A cor dourada simboliza o “Padrão Ouro” na alimentação do bebê nos primeiros meses de vida.
Amamentar vai muito além do alimento: representa afeto, proteção, vínculo, cuidado e segurança.
Mas não é apenas sobre alimentar: amamentar é um encontro. É o calor do colo, é o olhar, é o cheiro conhecido, é o conforto que acalma.
Por outro lado, é vital lembrar que amamentar nem sempre é fácil. Muitas mulheres enfrentam dificuldades na pega do bebê, fissuras que sangram, dor, noites sem dormir, cansaço e muitas vezes a pressão de serem obrigadas a amamentar e necessidade de voltar precocemente ao trabalho.
Precisamos e devemos incentivar a amamentação. Mas também incentivar o apoio as mães.
Uma mãe acolhida pela família, pelo empregador e pela sociedade tem muito mais chances de viver essa experiência de forma mais tranquila.

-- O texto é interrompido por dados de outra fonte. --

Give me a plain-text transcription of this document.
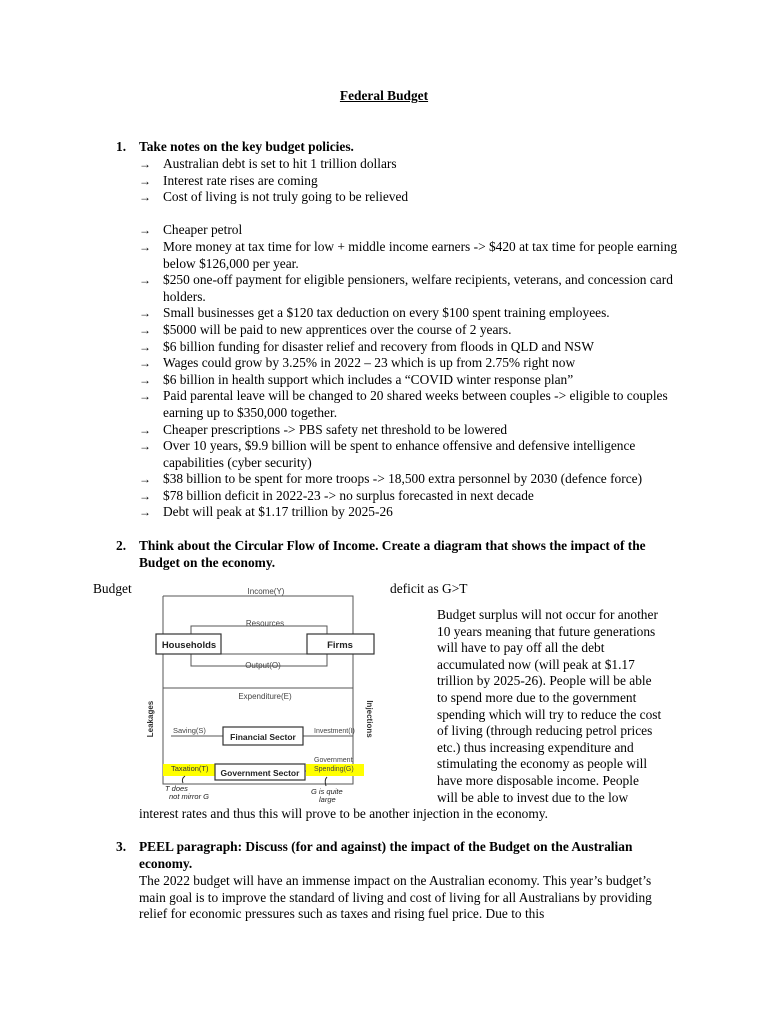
Federal Budget
1. Take notes on the key budget policies.
→ Australian debt is set to hit 1 trillion dollars
→ Interest rate rises are coming
→ Cost of living is not truly going to be relieved
→ Cheaper petrol
→ More money at tax time for low + middle income earners -> $420 at tax time for people earning below $126,000 per year.
→ $250 one-off payment for eligible pensioners, welfare recipients, veterans, and concession card holders.
→ Small businesses get a $120 tax deduction on every $100 spent training employees.
→ $5000 will be paid to new apprentices over the course of 2 years.
→ $6 billion funding for disaster relief and recovery from floods in QLD and NSW
→ Wages could grow by 3.25% in 2022 – 23 which is up from 2.75% right now
→ $6 billion in health support which includes a “COVID winter response plan”
→ Paid parental leave will be changed to 20 shared weeks between couples -> eligible to couples earning up to $350,000 together.
→ Cheaper prescriptions -> PBS safety net threshold to be lowered
→ Over 10 years, $9.9 billion will be spent to enhance offensive and defensive intelligence capabilities (cyber security)
→ $38 billion to be spent for more troops -> 18,500 extra personnel by 2030 (defence force)
→ $78 billion deficit in 2022-23 -> no surplus forecasted in next decade
→ Debt will peak at $1.17 trillion by 2025-26
2. Think about the Circular Flow of Income. Create a diagram that shows the impact of the Budget on the economy.
Budget	deficit as G>T
Income(Y)
Resources
Households	Firms
Output(O)
Expenditure(E)
Leakages	Injections
Saving(S)
Financial Sector
Investment(I)
Taxation(T) Government Sector
Government
Spending(G)
T does
not mirror G
G is quite
large
Budget surplus will not occur for another
10 years meaning that future generations
will have to pay off all the debt
accumulated now (will peak at $1.17
trillion by 2025-26). People will be able
to spend more due to the government
spending which will try to reduce the cost
of living (through reducing petrol prices
etc.) thus increasing expenditure and
stimulating the economy as people will
have more disposable income. People
will be able to invest due to the low
interest rates and thus this will prove to be another injection in the economy.
3. PEEL paragraph: Discuss (for and against) the impact of the Budget on the Australian economy.
The 2022 budget will have an immense impact on the Australian economy. This year’s budget’s main goal is to improve the standard of living and cost of living for all Australians by providing relief for economic pressures such as taxes and rising fuel price. Due to this
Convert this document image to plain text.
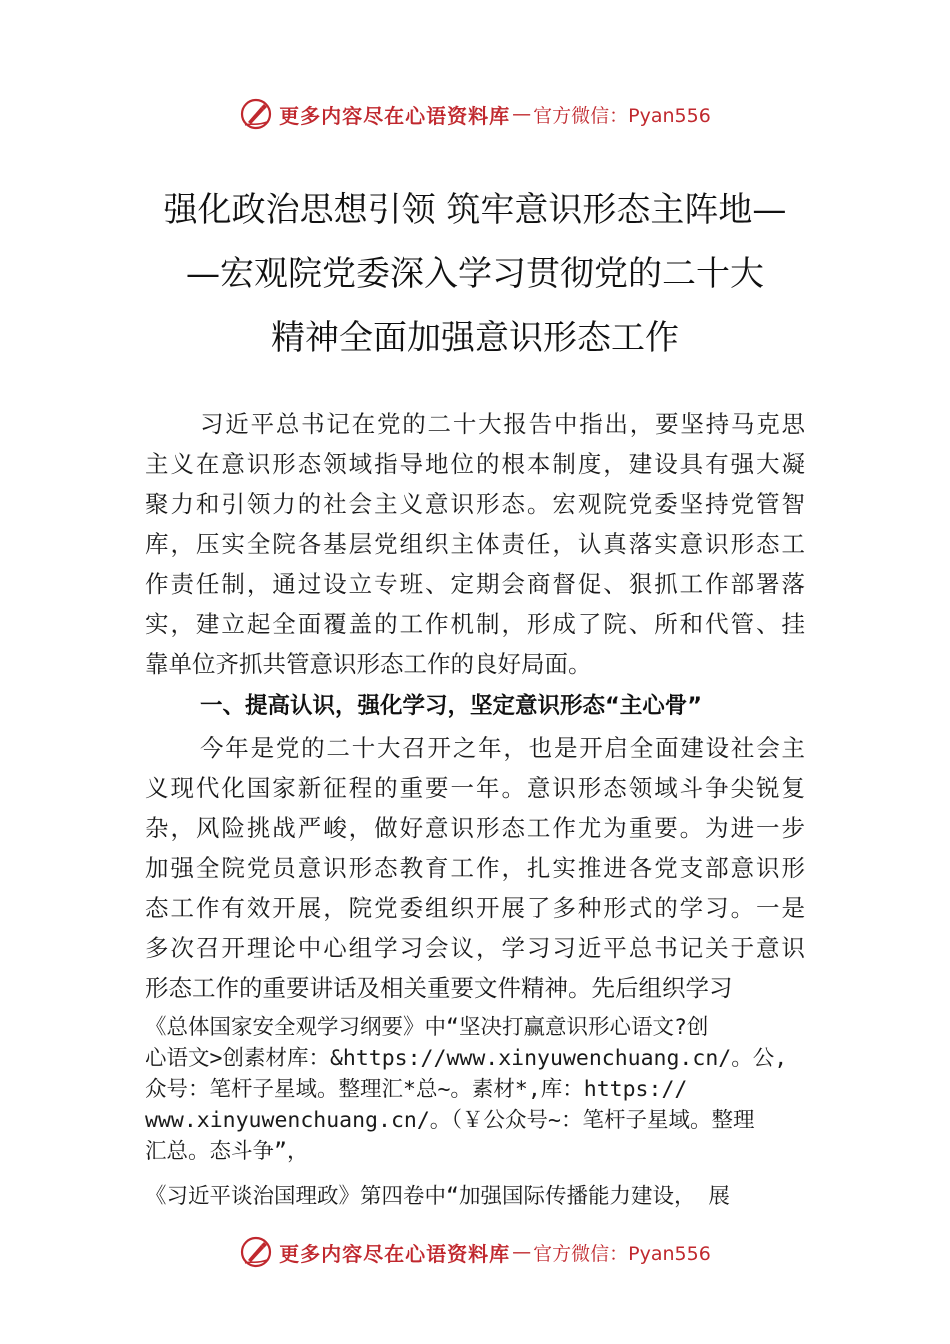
更多内容尽在心语资料库 — 官方微信：Pyan556
强化政治思想引领 筑牢意识形态主阵地—
—宏观院党委深入学习贯彻党的二十大
精神全面加强意识形态工作
习近平总书记在党的二十大报告中指出，要坚持马克思
主义在意识形态领域指导地位的根本制度，建设具有强大凝
聚力和引领力的社会主义意识形态。宏观院党委坚持党管智
库，压实全院各基层党组织主体责任，认真落实意识形态工
作责任制，通过设立专班、定期会商督促、狠抓工作部署落
实，建立起全面覆盖的工作机制，形成了院、所和代管、挂
靠单位齐抓共管意识形态工作的良好局面。
一、提高认识，强化学习，坚定意识形态“主心骨”
今年是党的二十大召开之年，也是开启全面建设社会主
义现代化国家新征程的重要一年。意识形态领域斗争尖锐复
杂，风险挑战严峻，做好意识形态工作尤为重要。为进一步
加强全院党员意识形态教育工作，扎实推进各党支部意识形
态工作有效开展，院党委组织开展了多种形式的学习。一是
多次召开理论中心组学习会议，学习习近平总书记关于意识
形态工作的重要讲话及相关重要文件精神。先后组织学习
《总体国家安全观学习纲要》中“坚决打赢意识形心语文?创
心语文>创素材库：&https://www.xinyuwenchuang.cn/。公,
众号：笔杆子星域。整理汇*总~。素材*,库：https://
www.xinyuwenchuang.cn/。（￥公众号~：笔杆子星域。整理
汇总。态斗争”，
《习近平谈治国理政》第四卷中“加强国际传播能力建设， 展
更多内容尽在心语资料库 — 官方微信：Pyan556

Existe também um benefício que muitos desconhecem: amamentar é um gesto de cuidado com o planeta. Como sabemos, o leite materno é um alimento natural e completo. Não necessita de embalagem, transporte, não gera resíduos. É um recurso sustentável, renovável e disponível na medida certa, contribuindo para o Meio Ambiente para um planeta sustentável.
Lembrando que cada história é única. Algumas mães conseguem amamentar sem tantas dificuldades, outras enfrentam obstáculos que impedem esse caminho, e também há mulheres que não amamentaram por orientação médica. Nenhuma mãe deve ser julgada por isso.
O amor de uma mão não pode ser medido pela forma como seu bebê é alimentado.
Para finalizar, o convite é simples: Viver o Agosto Dourado para apoiar, incentivar, acolher e orientar. Valorizar cada mulher em sua maternidade, oferecer ajuda quando necessário e lembrar de que por trás de cada bebê alimentado, há uma mãe que também precisa ser cuidada.
Para ficar na memória: a amamentação não é reponsabilidade da mulher. Ela depende de uma ampla e contínua rede de apoio.